En este caso, solo el 40% de los panelistas internos se muestra de acuerdo con esta afirmación, junto con el 80% de los externos. Entre quienes se oponen a esta idea, se indica que el principal freno para el crecimiento de los volúmenes de obra nueva no es la financiación, sino la escasez de suelo finalista en aquellos mercados en los que se concentra la demanda, seguida del establecimiento de regulaciones que dificultan la promoción. Otro de los motivos que impide poner nueva vivienda en marcha es la atomización del sector promotor, pues entre las promotoras actualmente activas muchas de ellas tienen una capacidad financiera muy limitada, lo que imposibilita la compra de suelo con recursos propios y la puesta en marcha de nuevos proyectos.

Disminuyen las transacciones de vivienda en un 11%

En el XX Observatorio se menciona que el total de las transacciones de viviendas fue de 639.000 durante 2023, un 11% menos que durante al año anterior. La caída ha sido proporcional en las dos tipologías de viviendas, segunda mano y nuevas, y puede reflejar el efecto de factores económicos generales sobre la demanda, con especial incidencia de los mayores tipos de interés y del diferencial de inflación, aunque también la disponibilidad de financiación ha podido jugar un papel relevante. A pesar de ello, la autora considera que es probable que la evolución continúe estabilizada, e incluso que las transacciones aumenten en los próximos períodos, como respuesta al incentivo de inversión derivado de la contención de la inflación.

El 70% de los panelistas externos y el 40% de los internos apuestan, igualmente, por un incremento del volumen de transacciones para los próximos trimestres, aunque sea leve, gracias a la relajación de los tipos de interés que se espera, el gradual incremento de los salarios, la recuperación de las tasas de ahorro y un mercado laboral que se mantiene fuerte, factores todos ellos que contribuyen a la fortaleza de la demanda.

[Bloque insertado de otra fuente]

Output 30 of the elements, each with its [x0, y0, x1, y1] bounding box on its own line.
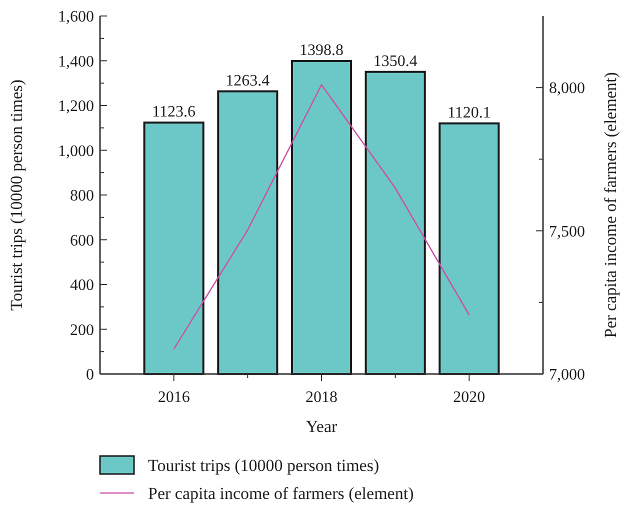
y-axis-title: Tourist trips (10000 person times) — [7, 79, 26, 311]
data-label: 1123.6 — [152, 104, 196, 121]
y-tick-label: 0 — [86, 366, 94, 384]
x-axis-title: Year — [306, 417, 338, 436]
y-tick-label: 1,000 — [58, 142, 94, 160]
y2-tick-label: 7,500 — [549, 223, 585, 240]
data-label: 1120.1 — [447, 104, 491, 122]
y-tick-label: 800 — [70, 188, 94, 205]
y-tick-label: 400 — [70, 277, 94, 294]
data-label: 1263.4 — [226, 72, 270, 90]
x-tick-label: 2016 — [158, 389, 190, 406]
data-label: 1350.4 — [373, 52, 418, 70]
x-tick-label: 2020 — [453, 389, 486, 406]
data-label: 1398.8 — [300, 42, 344, 60]
legend-label: Per capita income of farmers (element) — [148, 484, 414, 503]
bar — [217, 90, 278, 375]
y-tick-label: 1,200 — [58, 98, 94, 116]
y2-axis-title: Per capita income of farmers (element) — [601, 72, 620, 338]
y-tick-label: 600 — [70, 232, 94, 250]
y2-tick-label: 8,000 — [549, 80, 585, 98]
legend-label: Tourist trips (10000 person times) — [148, 456, 380, 475]
bar — [364, 70, 426, 375]
y-tick-label: 1,400 — [58, 53, 94, 70]
x-tick-label: 2018 — [306, 389, 338, 406]
bar — [290, 60, 352, 375]
bar — [143, 122, 204, 375]
y2-tick-label: 7,000 — [549, 366, 585, 384]
bar — [438, 122, 500, 375]
y-tick-label: 1,600 — [58, 8, 94, 26]
y-tick-label: 200 — [70, 322, 94, 339]
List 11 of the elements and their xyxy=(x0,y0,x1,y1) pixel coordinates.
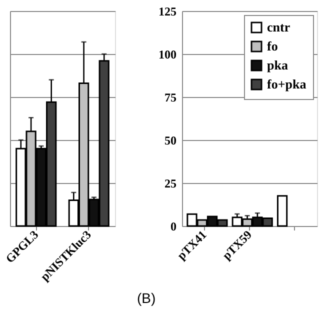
text: (B) xyxy=(137,290,156,306)
y-tick-label: 25 xyxy=(164,176,176,190)
y-tick-label: 50 xyxy=(164,134,176,148)
legend-label: pka xyxy=(267,58,288,72)
y-tick-label: 75 xyxy=(164,90,176,104)
y-tick-label: 0 xyxy=(170,220,176,234)
y-tick-label: 125 xyxy=(158,4,176,18)
legend-label: cntr xyxy=(267,20,290,34)
legend-label: fo xyxy=(267,38,278,54)
legend-label: fo+pka xyxy=(267,76,307,92)
y-tick-label: 100 xyxy=(158,48,176,62)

Los panelistas contrarios a esta previsión consideran que en 2024 se mantendrán todavía las caídas en el volumen de transacciones, hasta que se produzca un encuentro entre oferta y demanda que permita el nuevo aumento de las mismas. Estos panelistas mencionan, entre otras razones, el comportamiento esperado de la inflación, las nuevas reformas legislativas en construcción y alquiler, así como la extensión de los requisitos de sostenibilidad en el sector, que tenderán a elevar los costes de construcción y no permitirán aumentos significativos de las transacciones.

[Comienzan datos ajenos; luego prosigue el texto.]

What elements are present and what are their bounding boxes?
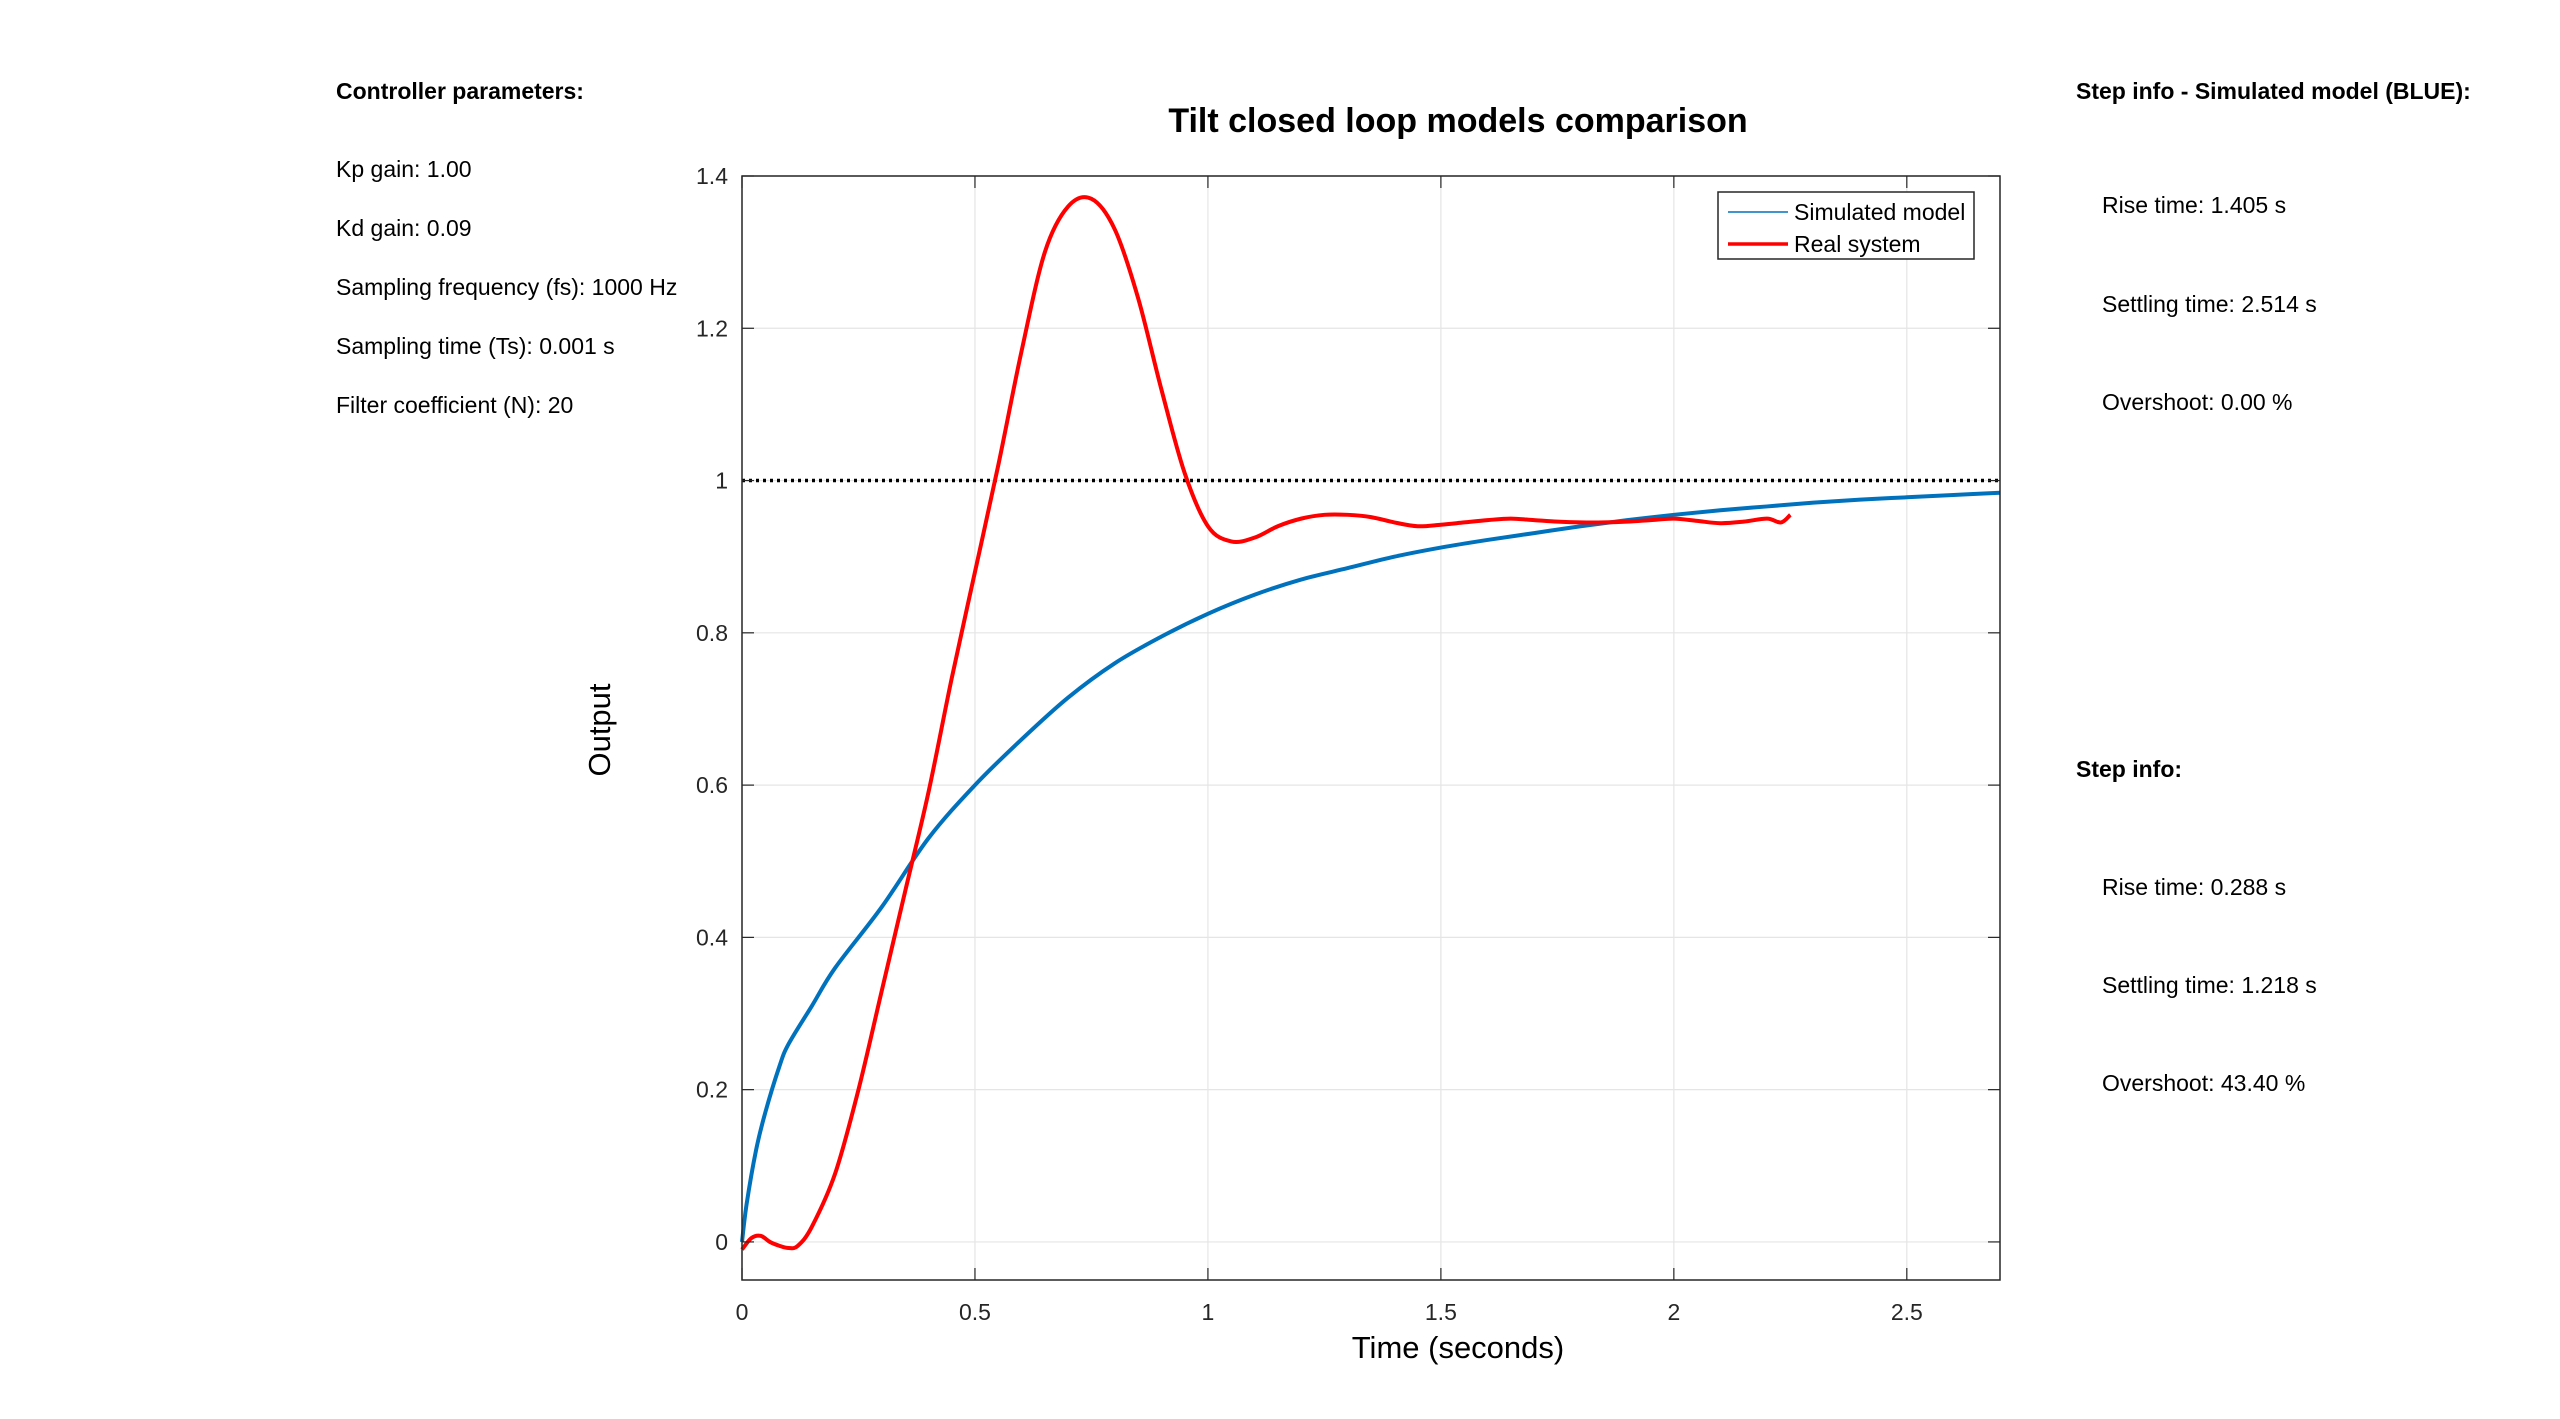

En palabras de Paloma Arnaiz, Secretaria General de la AEV, “la XX edición de nuestro Observatorio pone de manifiesto que los problemas estructurales del mercado inmobiliario español, lejos de resolverse, siguen alimentando el desencuentro entre oferta y demanda, lo que impide que se relaje la tensión de precios en las principales ciudades. Urge poner en marcha planes a medio y largo plazo que ayuden a corregir la escasez de oferta, tanto en venta como en alquiler”.

El informe de coyuntura del Observatorio de la Valoración se elabora periódicamente y tiene como objetivo recoger el debate abierto entre los socios de la AEV y un grupo de expertos ajenos a las empresas de valoración sobre temas relacionados con la evolución del sector inmobiliario. El objetivo es hacer partícipe de los resultados al mercado y a la sociedad. Este informe y otros de interés general están disponibles al público en la web de la AEV.

 

[1] En esta edición: Antonio Mora (UAH), Julio Rodríguez (INE), José Manuel Gómez de Miguel (BE), Leyre López (AHE) y Santiago Carbó (FUNCAS).